The debate took many testy turns, with heated contention over the Bible and sometimes tense discussions about same-sex marriage and the civil rights movement.
State law already doesn't recognize same-sex marriage, but supporters argue that court cases and proposals in the Legislature could change that without a vote of the people.
"All the amendment does is take the current definition of marriage and make sure that judges and politicians don't change the definition," said Brown, whose organization is the single-largest contributor to pro-amendment forces in Minnesota.
The amendment does not quash the debate on marriage, it merely ensures that Minnesota voters have the ultimate say, Brown said. "I trust Minnesotans, not the courts,"
But Robinson said that sometimes the courts are the best way to ensure a minority group isn't discriminated against by the majority.
"Thank God for the courts," Robinson said at the debate hosted by Minnesota Public Radio at the Fitzgerald Theater in downtown St. Paul. "If we had depended on the popular vote to get rid of Jim Crow laws and discrimination, God only knows how long it would take to get there."
Robinson said passing the amendment sends a terrible message to people struggling with their true sexual identity.
"We have kids jumping off bridges ... due to the grim outlook of their life," he said. The last thing we want to do is be "telling them their lives will not count in Minnesota."
Both sides dove into an issue that has simmered throughout the months-long fight: whether the fight for same-sex equality and marriage is comparable to the civil rights movement.
McAfee insisted they aren't.
"No group, other than American Indians, has gone through the tragedy and the travesty that we have," he said.
In a rare moment of agreement, Robinson concurred.
"This is not the same," Robinson said during the hour-long debate.

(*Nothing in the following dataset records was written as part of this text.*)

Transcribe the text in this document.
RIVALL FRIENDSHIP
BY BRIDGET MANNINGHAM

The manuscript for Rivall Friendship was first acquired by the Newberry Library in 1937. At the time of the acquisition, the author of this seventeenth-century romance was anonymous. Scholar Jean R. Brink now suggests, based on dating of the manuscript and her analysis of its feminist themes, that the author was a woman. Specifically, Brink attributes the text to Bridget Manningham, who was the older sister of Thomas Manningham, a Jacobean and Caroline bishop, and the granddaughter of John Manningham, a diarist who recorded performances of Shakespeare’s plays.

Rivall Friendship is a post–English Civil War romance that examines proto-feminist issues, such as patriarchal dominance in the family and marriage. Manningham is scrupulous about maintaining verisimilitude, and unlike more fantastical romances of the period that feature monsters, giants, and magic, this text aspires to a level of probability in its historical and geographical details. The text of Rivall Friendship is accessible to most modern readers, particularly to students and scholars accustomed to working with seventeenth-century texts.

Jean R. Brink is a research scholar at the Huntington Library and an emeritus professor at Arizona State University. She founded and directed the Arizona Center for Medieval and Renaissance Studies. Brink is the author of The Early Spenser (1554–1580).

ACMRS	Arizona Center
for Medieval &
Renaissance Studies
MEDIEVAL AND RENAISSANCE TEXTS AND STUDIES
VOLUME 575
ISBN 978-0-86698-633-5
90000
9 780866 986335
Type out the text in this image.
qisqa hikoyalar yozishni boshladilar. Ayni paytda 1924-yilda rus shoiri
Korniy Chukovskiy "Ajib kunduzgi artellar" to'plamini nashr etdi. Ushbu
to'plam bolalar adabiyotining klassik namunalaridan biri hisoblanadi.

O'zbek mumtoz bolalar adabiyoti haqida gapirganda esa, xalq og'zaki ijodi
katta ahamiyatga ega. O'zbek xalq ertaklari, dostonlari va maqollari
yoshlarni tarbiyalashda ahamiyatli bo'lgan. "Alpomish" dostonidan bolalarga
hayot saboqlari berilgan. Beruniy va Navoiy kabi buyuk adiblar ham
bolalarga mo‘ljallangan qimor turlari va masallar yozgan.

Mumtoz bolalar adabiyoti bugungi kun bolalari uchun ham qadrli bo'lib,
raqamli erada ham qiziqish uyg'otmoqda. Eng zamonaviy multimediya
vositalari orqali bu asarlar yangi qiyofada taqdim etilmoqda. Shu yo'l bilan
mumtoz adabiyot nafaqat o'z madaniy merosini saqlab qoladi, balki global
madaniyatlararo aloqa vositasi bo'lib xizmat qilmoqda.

But he also urged groups who have experienced discrimination not to "fight with each other."
Brown rejected months of criticism that his side of the campaign is driven by bigotry and a desire to discriminate.
"It is not discrimination to say there is something unique about marriage," Brown said. "It is not motivated by hate to stand up for this beautiful thing."
Minnesota requires amendments to win 50 percent of all ballots cast to become law. So skipped ballots count as no votes, a twist that has supporters clawing for every vote in what could prove to be an election-night nail-biter.
In these frantic final days, both campaigns are strengthening their efforts to reach out to religious voters, a group that has been a powerful force in marriage amendment fights in other states.
Amendment supporters Pastors for Marriage announced at midday that more than 500 Christian pastors and leaders have endorsed the amendment and are urging congregants to vote yes on Election Day.
Those faith leaders represent Minnesota Assemblies of God, Lutheran, Baptist, Presbyterian, Catholic and other churches, according to a released statement from the group, which is a member of the coalition Minnesota for Marriage, the main group campaigning in support of the amendment.
"As the author and architect of marriage, God has spoken clearly that marriage is to be between a man and a woman," said the Rev. Steve Goold of New Hope Church.
Marriage amendment opponents are working just as hard to woo Minnesotans of faith.
More than 1,000 Minnesotans, including Minneapolis Mayor R.T. Rybak, joined about 150 clergy from a range of denominations opposed to the amendment for a service at Hennepin Avenue United Methodist Church in Minneapolis Thursday.